– Мессера? – механически переспросил Каленин.
– Ну да! Вы, конечно же, слышали об этой бестии. Тогда его звали именно Бруно Мессер. Полагаю, теперь у него другое имя… Они пообещали Герману хорошо заплатить, намекнув, что имеют доступ к так называемой «кассе Бормана»[16].
– Деньги партии?
– Именно! Те самые, что не найдены до сих пор! К тому же они брали деньги со всех участников этого страшного проекта. Каждый отдавал кучу золота, драгоценностей – короче говоря, все то, что было награблено этими людьми. Я даже говорить не берусь о происхождении всего этого… этих колец, камней, золотых слитков. Герман рассказывал, что видел полный чемодан этого… горя людского. Он говорил, что его тошнило от трупного запаха… Даже кожа этих ублюдков, которую он резал и штопал, пахла смертью…
Якобсен решительно выдохнул, опрокинул в себя полстакана водки и, сморщившись, занюхал выпитое куском хлеба.
– Выпей! – сипло выговорил он. – Надо обязательно выпить.
– Потом… А как он вам все это рассказывал? Он же…

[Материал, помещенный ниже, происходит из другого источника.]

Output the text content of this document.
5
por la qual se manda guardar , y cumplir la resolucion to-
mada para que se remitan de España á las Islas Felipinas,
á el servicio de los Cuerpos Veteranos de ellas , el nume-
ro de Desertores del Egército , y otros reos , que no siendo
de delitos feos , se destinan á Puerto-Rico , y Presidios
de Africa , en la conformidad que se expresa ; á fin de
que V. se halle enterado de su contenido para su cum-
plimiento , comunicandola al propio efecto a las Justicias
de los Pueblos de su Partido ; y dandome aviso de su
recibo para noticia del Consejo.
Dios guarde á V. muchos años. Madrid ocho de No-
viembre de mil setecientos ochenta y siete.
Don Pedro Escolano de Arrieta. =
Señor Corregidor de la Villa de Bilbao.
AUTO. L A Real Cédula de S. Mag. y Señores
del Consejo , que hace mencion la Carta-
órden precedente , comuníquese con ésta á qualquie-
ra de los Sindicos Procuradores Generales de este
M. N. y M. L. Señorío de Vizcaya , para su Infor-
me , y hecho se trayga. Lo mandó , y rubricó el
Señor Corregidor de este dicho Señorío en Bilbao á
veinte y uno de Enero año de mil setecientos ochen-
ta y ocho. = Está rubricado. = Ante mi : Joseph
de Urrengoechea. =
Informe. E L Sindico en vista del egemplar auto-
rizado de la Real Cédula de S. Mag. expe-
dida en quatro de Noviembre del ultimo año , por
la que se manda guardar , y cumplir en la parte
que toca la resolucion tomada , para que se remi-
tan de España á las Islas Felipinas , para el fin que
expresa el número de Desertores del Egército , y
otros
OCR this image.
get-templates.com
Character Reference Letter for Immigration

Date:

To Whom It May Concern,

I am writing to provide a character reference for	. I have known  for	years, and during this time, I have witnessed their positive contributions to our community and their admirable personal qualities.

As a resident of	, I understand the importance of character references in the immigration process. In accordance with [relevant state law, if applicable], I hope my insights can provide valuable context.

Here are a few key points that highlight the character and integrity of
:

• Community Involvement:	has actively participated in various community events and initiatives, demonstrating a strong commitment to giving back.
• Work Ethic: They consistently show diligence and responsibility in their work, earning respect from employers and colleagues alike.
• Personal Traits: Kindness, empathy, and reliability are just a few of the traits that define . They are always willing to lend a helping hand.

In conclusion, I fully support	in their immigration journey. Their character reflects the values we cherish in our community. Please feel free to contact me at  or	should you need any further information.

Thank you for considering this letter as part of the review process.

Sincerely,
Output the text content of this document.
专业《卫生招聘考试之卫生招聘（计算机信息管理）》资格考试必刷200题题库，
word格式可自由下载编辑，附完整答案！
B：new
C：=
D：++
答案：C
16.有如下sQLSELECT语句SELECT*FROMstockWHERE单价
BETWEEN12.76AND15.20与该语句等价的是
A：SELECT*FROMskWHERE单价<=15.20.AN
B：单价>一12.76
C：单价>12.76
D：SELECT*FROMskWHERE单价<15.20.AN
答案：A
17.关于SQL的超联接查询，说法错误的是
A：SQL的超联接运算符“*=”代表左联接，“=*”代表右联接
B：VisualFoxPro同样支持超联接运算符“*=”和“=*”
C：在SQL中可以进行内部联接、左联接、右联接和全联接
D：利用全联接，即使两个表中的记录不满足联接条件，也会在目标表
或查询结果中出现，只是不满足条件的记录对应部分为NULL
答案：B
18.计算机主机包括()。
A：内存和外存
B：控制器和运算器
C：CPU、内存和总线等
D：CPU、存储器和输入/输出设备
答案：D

– Да-да, ты прав. Он не говорил, как обычные люди, а шипел, так как у него была атрофия голосовых связок. Отдельные слова писал на бумаге… При этом он еще страшно заикался. Но можно было привыкнуть. Я понимал все, что он хотел сказать. Только мы двое и понимали: я и она – его жена лупоглазая… У-у-у, стерва! – Якобсен вывалил из орбит покрасневшие от натуги глаза, намекая на то, что фрау Шевалье имела явные признаки базедовой болезни.
– За что вы ее так не любите?
– А за что ее любить? За то, что она всю жизнь тянула из Германа деньги? Потом… одним словом, мне известно, что это она надоумила Вилли обратиться к услугам Германа. Не исключаю, что и появление Мессера как его клиента – это тоже она… Да и вообще, по слухам, Герман был рогоносцем. Она изменяла ему с этим подонком, я имею в виду Вилли…
– Давайте лучше про архив… – перебил профессора Каленин. Он боялся, что постельные тайны семейства Шевалье уведут рассказчика далеко от нужной темы.
– Да… Архив. – Якобсен задумался. – Германа увезли куда-то под Берлин. Он в течение нескольких месяцев делал операции. Это был конвейер. Вскоре стало понятно, что Вилли не контролирует ситуацию, что всем заправляет Бруно. А Мессер – это человек, привыкший шагать по трупам. Он не страдал тем, что принято называть человеческой благодарностью. Герман сразу догадался, что по окончании последней операции его ждут вовсе не деньги, до которых он даже дотронуться не смог бы, а непременный выстрел в затылок. И беспутный брат его не спасет. Вот тогда он и придумал гениальный выход из, казалось бы, абсолютно безвыходной ситуации.
Якобсен взглянул на Каленина и неожиданно спросил:
– Ты кто по национальности? Я знаю, что в России очень много наций – кроме русских и украинцев, есть одесситы, казаки, турки…
Каленин улыбнулся.
– Турок у нас нет. Одесситы и казаки – это не нация. А я русский… По крайней мере папа и мама русские. А почему вы спрашиваете?
Якобсен вздохнул:
– Имя нерусское – Беркас. И не пьешь совсем к тому же. Русских я много видел на войне и после нее. Непьющих русских не бывает! Я однажды с русскими пить отказался – это уже в лагере было. Так они меня чуть не расстреляли. Может, выпьешь, а?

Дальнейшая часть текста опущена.